One way to make sense of what's going on more broadly in our politics was recently laid out by Nancy Fraser, a professor of philosophy and politics at the New School, in a recent issue of American Affairs, "From Progressive Neoliberalism to Trump and Beyond."

To explain where we are and how we got here, Fraser employs Antonio Gramsci's concept of "hegemony," meaning “the process by which a ruling class naturalizes its domination by installing the presuppositions of its own worldview as the common sense of society as a whole.” The key to that process is “the 'hegemonic bloc': a coalition of disparate social forces that the ruling class assembles and through which it asserts its leadership.”

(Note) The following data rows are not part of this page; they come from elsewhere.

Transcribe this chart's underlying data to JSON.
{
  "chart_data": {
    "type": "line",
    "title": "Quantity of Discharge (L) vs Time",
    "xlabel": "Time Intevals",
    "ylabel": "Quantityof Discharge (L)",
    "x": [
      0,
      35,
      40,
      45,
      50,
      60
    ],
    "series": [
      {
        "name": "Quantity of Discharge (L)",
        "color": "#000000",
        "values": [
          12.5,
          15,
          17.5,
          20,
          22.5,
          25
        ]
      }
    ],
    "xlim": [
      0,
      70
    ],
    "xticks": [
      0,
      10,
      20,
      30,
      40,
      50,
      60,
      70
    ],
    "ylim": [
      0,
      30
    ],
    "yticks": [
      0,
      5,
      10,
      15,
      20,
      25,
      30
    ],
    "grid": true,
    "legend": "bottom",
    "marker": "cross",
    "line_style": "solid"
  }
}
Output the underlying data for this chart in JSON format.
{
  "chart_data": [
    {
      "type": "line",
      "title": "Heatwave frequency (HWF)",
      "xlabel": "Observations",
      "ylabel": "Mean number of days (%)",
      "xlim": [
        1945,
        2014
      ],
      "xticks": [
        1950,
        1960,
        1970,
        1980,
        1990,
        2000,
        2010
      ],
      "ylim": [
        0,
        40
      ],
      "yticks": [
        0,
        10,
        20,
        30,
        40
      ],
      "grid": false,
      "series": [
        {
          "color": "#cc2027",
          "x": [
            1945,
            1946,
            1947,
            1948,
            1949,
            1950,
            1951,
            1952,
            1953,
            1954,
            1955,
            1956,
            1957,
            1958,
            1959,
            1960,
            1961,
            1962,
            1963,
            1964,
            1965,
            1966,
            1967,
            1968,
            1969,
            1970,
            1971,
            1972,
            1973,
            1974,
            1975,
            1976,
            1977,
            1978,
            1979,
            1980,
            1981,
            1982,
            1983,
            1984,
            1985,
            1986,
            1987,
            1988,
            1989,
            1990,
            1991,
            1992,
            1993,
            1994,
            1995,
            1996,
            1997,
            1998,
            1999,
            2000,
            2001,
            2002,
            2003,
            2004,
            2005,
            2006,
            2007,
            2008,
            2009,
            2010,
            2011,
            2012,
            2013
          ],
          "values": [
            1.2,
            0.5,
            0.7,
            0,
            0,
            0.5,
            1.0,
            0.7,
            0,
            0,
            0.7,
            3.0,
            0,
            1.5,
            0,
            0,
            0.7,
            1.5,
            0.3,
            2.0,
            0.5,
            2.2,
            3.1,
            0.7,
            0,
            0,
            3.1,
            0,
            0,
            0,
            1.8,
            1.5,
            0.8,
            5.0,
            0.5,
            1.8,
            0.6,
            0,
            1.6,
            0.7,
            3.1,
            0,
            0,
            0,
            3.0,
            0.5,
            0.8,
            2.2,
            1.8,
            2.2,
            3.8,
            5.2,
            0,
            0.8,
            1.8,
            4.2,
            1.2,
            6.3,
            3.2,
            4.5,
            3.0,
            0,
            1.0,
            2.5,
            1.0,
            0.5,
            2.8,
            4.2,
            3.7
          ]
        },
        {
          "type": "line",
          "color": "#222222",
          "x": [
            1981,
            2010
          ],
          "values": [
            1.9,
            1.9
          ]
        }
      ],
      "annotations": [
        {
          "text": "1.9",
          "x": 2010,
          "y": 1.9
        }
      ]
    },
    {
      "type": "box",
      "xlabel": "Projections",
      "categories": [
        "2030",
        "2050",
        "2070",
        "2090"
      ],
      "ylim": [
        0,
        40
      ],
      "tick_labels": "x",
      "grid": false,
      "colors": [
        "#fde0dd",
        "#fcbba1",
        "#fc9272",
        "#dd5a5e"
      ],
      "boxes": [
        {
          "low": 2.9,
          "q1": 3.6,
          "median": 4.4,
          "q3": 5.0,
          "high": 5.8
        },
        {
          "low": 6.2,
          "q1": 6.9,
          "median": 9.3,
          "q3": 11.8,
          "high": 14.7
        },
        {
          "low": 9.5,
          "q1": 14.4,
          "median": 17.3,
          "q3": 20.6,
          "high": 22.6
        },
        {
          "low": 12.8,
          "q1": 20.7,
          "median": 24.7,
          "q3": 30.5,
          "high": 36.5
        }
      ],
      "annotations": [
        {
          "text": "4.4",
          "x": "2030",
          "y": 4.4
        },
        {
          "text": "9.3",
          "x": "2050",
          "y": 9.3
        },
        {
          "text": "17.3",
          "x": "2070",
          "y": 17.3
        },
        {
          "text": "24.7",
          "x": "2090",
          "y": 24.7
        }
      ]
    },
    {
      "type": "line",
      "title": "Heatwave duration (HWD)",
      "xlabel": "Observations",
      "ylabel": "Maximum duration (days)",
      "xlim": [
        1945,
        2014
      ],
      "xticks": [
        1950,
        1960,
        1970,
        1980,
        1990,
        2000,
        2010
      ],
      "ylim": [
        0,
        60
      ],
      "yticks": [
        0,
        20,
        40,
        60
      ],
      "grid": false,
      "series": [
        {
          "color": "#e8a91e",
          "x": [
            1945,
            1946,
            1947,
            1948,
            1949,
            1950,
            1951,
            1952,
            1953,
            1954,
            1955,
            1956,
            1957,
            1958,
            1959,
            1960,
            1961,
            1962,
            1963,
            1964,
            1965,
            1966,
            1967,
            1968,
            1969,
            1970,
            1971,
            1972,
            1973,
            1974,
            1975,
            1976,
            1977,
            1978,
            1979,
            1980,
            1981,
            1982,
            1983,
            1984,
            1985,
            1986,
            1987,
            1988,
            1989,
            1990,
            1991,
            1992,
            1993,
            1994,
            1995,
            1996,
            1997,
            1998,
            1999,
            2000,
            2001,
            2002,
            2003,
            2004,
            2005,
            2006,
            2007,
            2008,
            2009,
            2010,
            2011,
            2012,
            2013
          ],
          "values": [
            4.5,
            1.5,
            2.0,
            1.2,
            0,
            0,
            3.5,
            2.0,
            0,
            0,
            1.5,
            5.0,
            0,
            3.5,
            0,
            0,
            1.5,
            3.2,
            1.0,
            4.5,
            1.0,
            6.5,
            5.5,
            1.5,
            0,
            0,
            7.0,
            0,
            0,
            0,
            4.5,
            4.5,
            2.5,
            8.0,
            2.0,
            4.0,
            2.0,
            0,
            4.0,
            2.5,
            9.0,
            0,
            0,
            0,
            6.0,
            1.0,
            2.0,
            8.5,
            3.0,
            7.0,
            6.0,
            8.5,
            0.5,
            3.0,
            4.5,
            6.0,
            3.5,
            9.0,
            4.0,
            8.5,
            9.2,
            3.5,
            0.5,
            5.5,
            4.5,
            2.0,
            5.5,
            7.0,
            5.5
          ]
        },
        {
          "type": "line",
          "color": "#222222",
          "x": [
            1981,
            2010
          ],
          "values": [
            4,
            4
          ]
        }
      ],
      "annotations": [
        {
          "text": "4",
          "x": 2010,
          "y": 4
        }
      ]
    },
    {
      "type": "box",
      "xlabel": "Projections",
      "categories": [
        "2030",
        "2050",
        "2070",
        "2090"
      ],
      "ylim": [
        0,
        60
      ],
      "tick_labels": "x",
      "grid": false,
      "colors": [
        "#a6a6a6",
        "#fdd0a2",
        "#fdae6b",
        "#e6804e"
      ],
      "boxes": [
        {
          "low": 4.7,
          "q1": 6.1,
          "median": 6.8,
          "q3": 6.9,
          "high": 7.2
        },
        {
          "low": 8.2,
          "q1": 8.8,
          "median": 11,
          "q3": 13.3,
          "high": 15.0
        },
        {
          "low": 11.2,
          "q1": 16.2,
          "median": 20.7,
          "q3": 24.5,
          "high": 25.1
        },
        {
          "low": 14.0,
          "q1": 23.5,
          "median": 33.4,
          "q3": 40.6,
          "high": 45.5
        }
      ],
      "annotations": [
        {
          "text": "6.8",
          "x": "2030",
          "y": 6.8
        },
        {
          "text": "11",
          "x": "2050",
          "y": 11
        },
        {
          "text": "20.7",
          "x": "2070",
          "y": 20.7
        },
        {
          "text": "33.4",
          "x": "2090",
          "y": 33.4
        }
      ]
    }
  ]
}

Although the economic and social ideology we now call "neoliberalism" came from the right, she explains, “the right-wing 'fundamentalist' version of neoliberalism could not become hegemonic in a country whose common sense was still shaped by New Deal thinking, the 'rights revolution,' and a slew of social movements descended from the New Left. For the neoliberal project to triumph, it had to be repackaged, given a broader appeal, linked to other, noneconomic aspirations for emancipation.”

In short, that's how we wound up with "progressive neoliberalism," which “combined an expropriative, plutocratic economic program with a liberal-meritocratic politics of recognition.” That's what Bill Clinton and the “New Democrats” put in place in the 1990s, and at least arguably what Barack Obama continued for the most part, even after the financial crash and the Great Recession exposed its flawed foundations. In the 2016 election, progressive neoliberalism was confronted by populism on two fronts -- from the Bernie Sanders left and the Donald Trump right -- and paid the price. 

Establishment Democrats generally seem to believe they can put the "progressive neoliberal" coalition back together again, perhaps with some additions and adjustments. They may be correct in the short term, but it's anyone's guess where the party's internal combat will lead over the next few years. At the very least, we can say this: The more open, healthy and democratic the process is, the less likely it is that liberals and progressives will repeat the mistakes that led to their current predicament.